Gold Silla Necklace

Gyeongju, the capital of the kingdoms of Old Silla (57 B.C.–668 A.D.) and Unified Silla (668–935), is dotted with impressive mounds of royal tombs. Their occupants range from kings, queens, and princes to relatives and nobility blessed into the inner circles of power. From the time of their construction, these tombs have stood as symbols of political authority and cultural grandeur. Beyond objects of splendor, gold ornaments from Silla tombs also served as status symbols. Whereas gold earrings, necklaces, bracelets, and rings were appropriate accessories for both royalty and nobility, gold crowns and belts were reserved for the royal family. Furthermore, the objects' quality and design reflected the social and political rank of the deceased, so that a king's cache is indisputably more dazzling and complex than those of a royal kin or an aristocratic leader. To some degree, burial objects were also gender-coded. Decorative swords, for example, have been found only in the tombs of males. In general, however, many jewels, including elaborate earrings and necklaces, were made for members of both sexes.

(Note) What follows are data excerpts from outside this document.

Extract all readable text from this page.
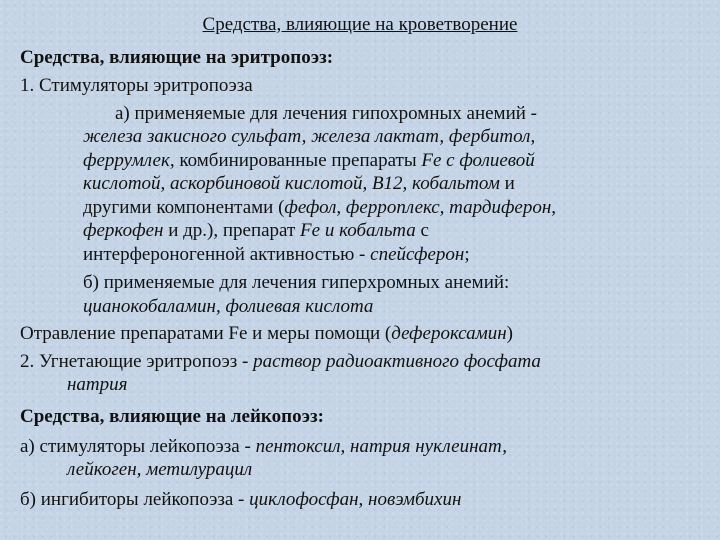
Средства, влияющие на кроветворение

Средства, влияющие на эритропоэз:

1. Стимуляторы эритропоэза

а) применяемые для лечения гипохромных анемий -

железа закисного сульфат, железа лактат, фербитол,

феррумлек, комбинированные препараты Fe с фолиевой

кислотой, аскорбиновой кислотой, В12, кобальтом и

другими компонентами (фефол, ферроплекс, тардиферон,

феркофен и др.), препарат Fe и кобальта с

интерфероногенной активностью - спейсферон;

б) применяемые для лечения гиперхромных анемий:

цианокобаламин, фолиевая кислота

Отравление препаратами Fe и меры помощи (дефероксамин)

2. Угнетающие эритропоэз - раствор радиоактивного фосфата

натрия

Средства, влияющие на лейкопоэз:

а) стимуляторы лейкопоэза - пентоксил, натрия нуклеинат,

лейкоген, метилурацил

б) ингибиторы лейкопоэза - циклофосфан, новэмбихин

The Silla practice of building large mound-tombs and interring scores of gold ornaments gradually declined following the official adoption of Buddhism as the state religion in 528. Instead, cremation became the standard postmortem practice. Accordingly, urns replaced jewelry as the main burial accoutrement. By the end of the sixth century, opulent ritual accessories made of gold and other precious metals were destined for Buddhist temples rather than royal tombs.